Reste le problème du choix de la période de retour : W.Wilder préconise l'utilisation d'une période de 14 jours mais les traders se servent d'un RSI de 9 jours.

Enfin, on retiendra que le RSI donne de biens meilleurs résultats pour les valeurs de trading que pour les valeurs cycliques.

14 - Le Momentum

Cet indicateur permet de mesurer, pour un laps de temps déterminé, la force du mouvement haussier ou baissier d'un marché ou d'une valeur. Le but est de profiter de l'élan du titre ou du secteur pour "entrer dans le circuit" afin de se laisser porter par la force du marché.

Il existe des indicateurs de momentum construits sur les prix (les plus nombreux) ou sur les volumes (plus rarement utilisés).

 

 

Le momentum basé sur les prix mesure la force de progression d'un titre en calculant la différence entre le cours du jour et le cours à un moment donné.

Concrètement, la formule est la suivante :

M = CC(i) - CC(i-x)

où CC(i) est le cours de clôture du jour et CC(i-x) est le cours de clôture du titre x jours plus tôt.

Bien qu'il soit très utilisé par les chartistes, le momentum génère de nombreux faux signaux. En ce sens, il doit abolument être employé en complément d'autres indicateurs (RSI par exemple).

En ce qui concerne la durée de la période à utiliser, l'expérience montre que des résultats satisfaisants sont obtenus en prenant des périodes de retour longues (30 jours ou plus).

15. EXEMPLE COMMENTE

 

 

Le cours de Géophysique évoluait au sein d'une configuration baissière depuis mai 1995, date à laquelle il a ricoché sur la droite de résistance.
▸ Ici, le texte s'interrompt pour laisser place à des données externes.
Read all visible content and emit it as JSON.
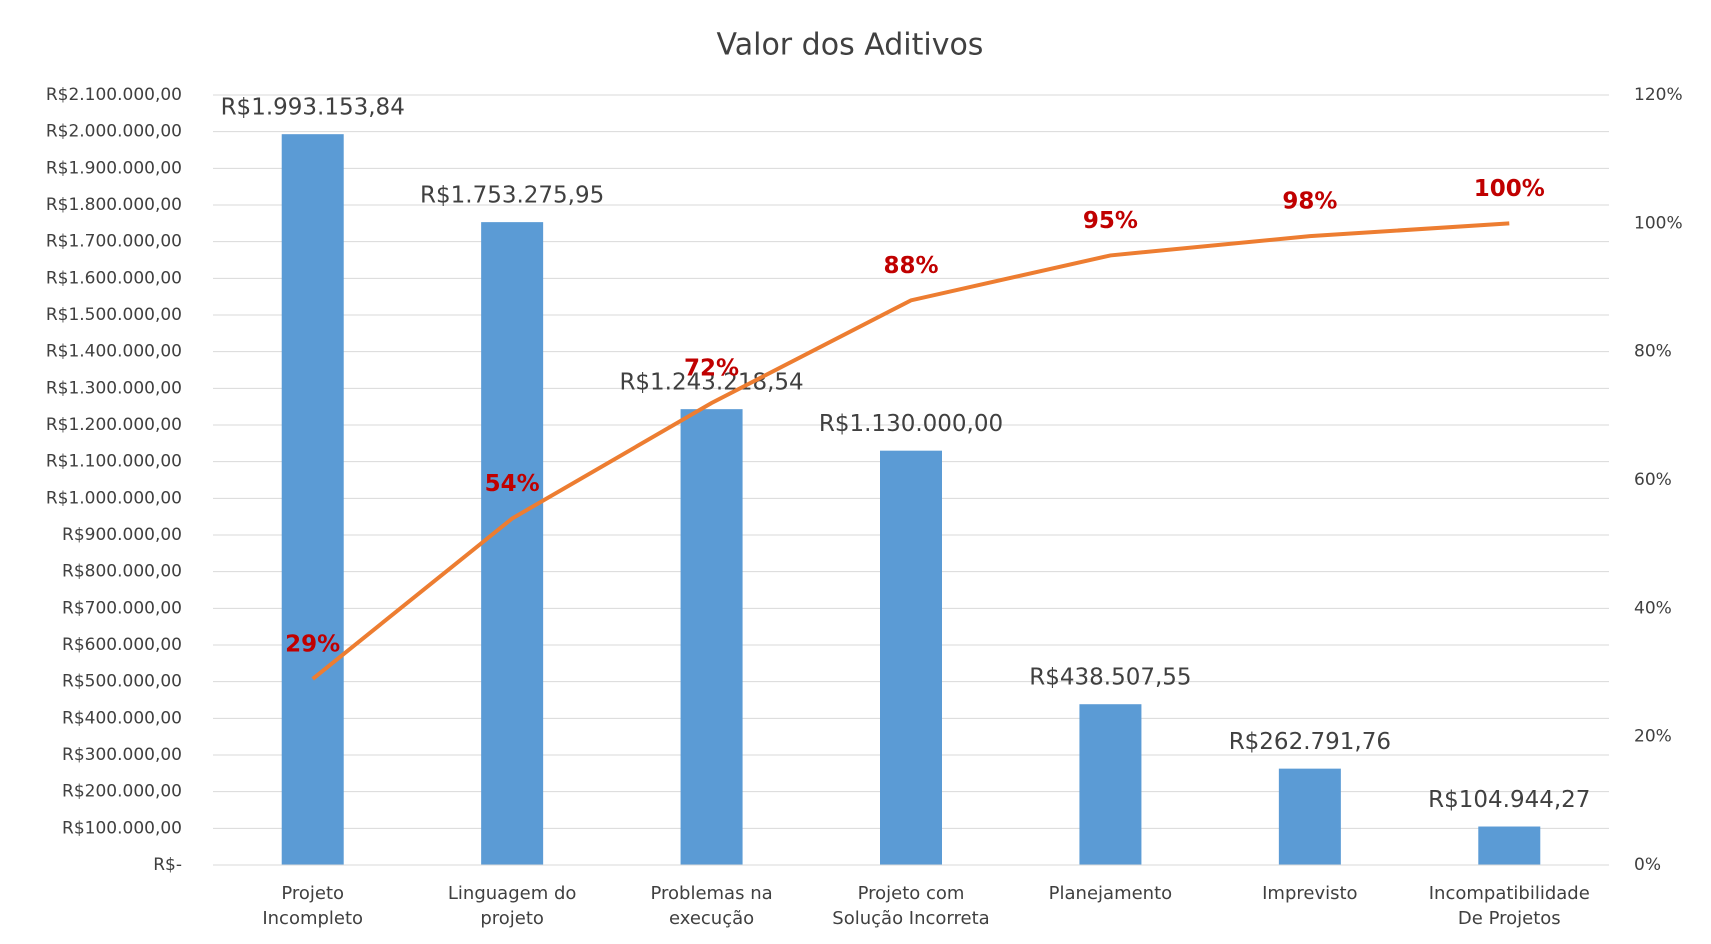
{
  "chart_data": {
    "type": "pareto",
    "title": "Valor dos Aditivos",
    "categories": [
      "Projeto\nIncompleto",
      "Linguagem do\nprojeto",
      "Problemas na\nexecução",
      "Projeto com\nSolução Incorreta",
      "Planejamento",
      "Imprevisto",
      "Incompatibilidade\nDe Projetos"
    ],
    "series": [
      {
        "type": "bar",
        "color": "#5b9bd5",
        "values": [
          1993153.84,
          1753275.95,
          1243218.54,
          1130000,
          438507.55,
          262791.76,
          104944.27
        ],
        "value_labels": [
          "R$1.993.153,84",
          "R$1.753.275,95",
          "R$1.243.218,54",
          "R$1.130.000,00",
          "R$438.507,55",
          "R$262.791,76",
          "R$104.944,27"
        ]
      },
      {
        "type": "line",
        "axis": "y2",
        "color": "#ed7d31",
        "values": [
          29,
          54,
          72,
          88,
          95,
          98,
          100
        ],
        "value_labels": [
          "29%",
          "54%",
          "72%",
          "88%",
          "95%",
          "98%",
          "100%"
        ]
      }
    ],
    "ylim": [
      0,
      2100000
    ],
    "yticks": [
      {
        "value": 0,
        "label": "R$-"
      },
      {
        "value": 100000,
        "label": "R$100.000,00"
      },
      {
        "value": 200000,
        "label": "R$200.000,00"
      },
      {
        "value": 300000,
        "label": "R$300.000,00"
      },
      {
        "value": 400000,
        "label": "R$400.000,00"
      },
      {
        "value": 500000,
        "label": "R$500.000,00"
      },
      {
        "value": 600000,
        "label": "R$600.000,00"
      },
      {
        "value": 700000,
        "label": "R$700.000,00"
      },
      {
        "value": 800000,
        "label": "R$800.000,00"
      },
      {
        "value": 900000,
        "label": "R$900.000,00"
      },
      {
        "value": 1000000,
        "label": "R$1.000.000,00"
      },
      {
        "value": 1100000,
        "label": "R$1.100.000,00"
      },
      {
        "value": 1200000,
        "label": "R$1.200.000,00"
      },
      {
        "value": 1300000,
        "label": "R$1.300.000,00"
      },
      {
        "value": 1400000,
        "label": "R$1.400.000,00"
      },
      {
        "value": 1500000,
        "label": "R$1.500.000,00"
      },
      {
        "value": 1600000,
        "label": "R$1.600.000,00"
      },
      {
        "value": 1700000,
        "label": "R$1.700.000,00"
      },
      {
        "value": 1800000,
        "label": "R$1.800.000,00"
      },
      {
        "value": 1900000,
        "label": "R$1.900.000,00"
      },
      {
        "value": 2000000,
        "label": "R$2.000.000,00"
      },
      {
        "value": 2100000,
        "label": "R$2.100.000,00"
      }
    ],
    "y2lim": [
      0,
      120
    ],
    "y2ticks": [
      {
        "value": 0,
        "label": "0%"
      },
      {
        "value": 20,
        "label": "20%"
      },
      {
        "value": 40,
        "label": "40%"
      },
      {
        "value": 60,
        "label": "60%"
      },
      {
        "value": 80,
        "label": "80%"
      },
      {
        "value": 100,
        "label": "100%"
      },
      {
        "value": 120,
        "label": "120%"
      }
    ],
    "grid": true,
    "line_label_color": "#c00000"
  }
}
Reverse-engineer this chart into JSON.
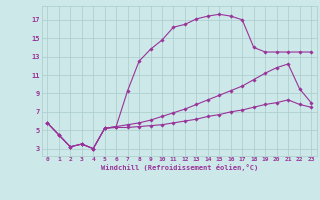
{
  "xlabel": "Windchill (Refroidissement éolien,°C)",
  "bg_color": "#cce8e8",
  "grid_color": "#aacccc",
  "line_color": "#993399",
  "xlim": [
    -0.5,
    23.5
  ],
  "ylim": [
    2.2,
    18.5
  ],
  "xticks": [
    0,
    1,
    2,
    3,
    4,
    5,
    6,
    7,
    8,
    9,
    10,
    11,
    12,
    13,
    14,
    15,
    16,
    17,
    18,
    19,
    20,
    21,
    22,
    23
  ],
  "yticks": [
    3,
    5,
    7,
    9,
    11,
    13,
    15,
    17
  ],
  "line1_x": [
    0,
    1,
    2,
    3,
    4,
    5,
    6,
    7,
    8,
    9,
    10,
    11,
    12,
    13,
    14,
    15,
    16,
    17,
    18,
    19,
    20,
    21,
    22,
    23
  ],
  "line1_y": [
    5.8,
    4.5,
    3.2,
    3.5,
    3.0,
    5.2,
    5.4,
    9.3,
    12.5,
    13.8,
    14.8,
    16.2,
    16.5,
    17.1,
    17.4,
    17.6,
    17.4,
    17.0,
    14.0,
    13.5,
    13.5,
    13.5,
    13.5,
    13.5
  ],
  "line2_x": [
    0,
    1,
    2,
    3,
    4,
    5,
    6,
    7,
    8,
    9,
    10,
    11,
    12,
    13,
    14,
    15,
    16,
    17,
    18,
    19,
    20,
    21,
    22,
    23
  ],
  "line2_y": [
    5.8,
    4.5,
    3.2,
    3.5,
    3.0,
    5.2,
    5.4,
    5.6,
    5.8,
    6.1,
    6.5,
    6.9,
    7.3,
    7.8,
    8.3,
    8.8,
    9.3,
    9.8,
    10.5,
    11.2,
    11.8,
    12.2,
    9.5,
    8.0
  ],
  "line3_x": [
    0,
    1,
    2,
    3,
    4,
    5,
    6,
    7,
    8,
    9,
    10,
    11,
    12,
    13,
    14,
    15,
    16,
    17,
    18,
    19,
    20,
    21,
    22,
    23
  ],
  "line3_y": [
    5.8,
    4.5,
    3.2,
    3.5,
    3.0,
    5.2,
    5.3,
    5.3,
    5.4,
    5.5,
    5.6,
    5.8,
    6.0,
    6.2,
    6.5,
    6.7,
    7.0,
    7.2,
    7.5,
    7.8,
    8.0,
    8.3,
    7.8,
    7.5
  ]
}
En octobre 1995 (point A), il a rebondi sur la droite de support, mais les volumes (2.300 pièces en moyenne) n'étaient pas significatifs pour permettre la constitution d'une ligne.

Trois mois plus tard (point B), l'action retombait sur un niveau de cours proche du point A, soit 152 F ; le RSI était à 55 et le momentum repassait en vitesse positive. Elle traçait cependant une configuration graphique de retournement en double creux (voir leçon n°6). La valeur devait être mise sous surveillance dans l'attente d'un cours proche du pic central, soit 189/190 F, qui aurait permis un achat.

A fin janvier, le cours dépassait ce niveau, au point C, dans des volumes de 19.000 titres. La règle de la balançoire (leçon n°4) permettait de déterminer un potentiel de 230 F (soit 21 %). On pouvait donc prendre alors une partie de ses bénéfices à ce niveau.

Les volumes enregistrés fin février (25.000 en moyenne) donnait à penser qu'un courant acheteur se déclenchait, ce qui allait de pair avec la cassure à la hausse de la résistance et la constitution d'un gap (point D, RSI à 58, Momentum à + 45). Le tracé d'un nouveau canal encourageait à une prise de bénéfice au point E (RSI à 70, Momentum baissier à 40).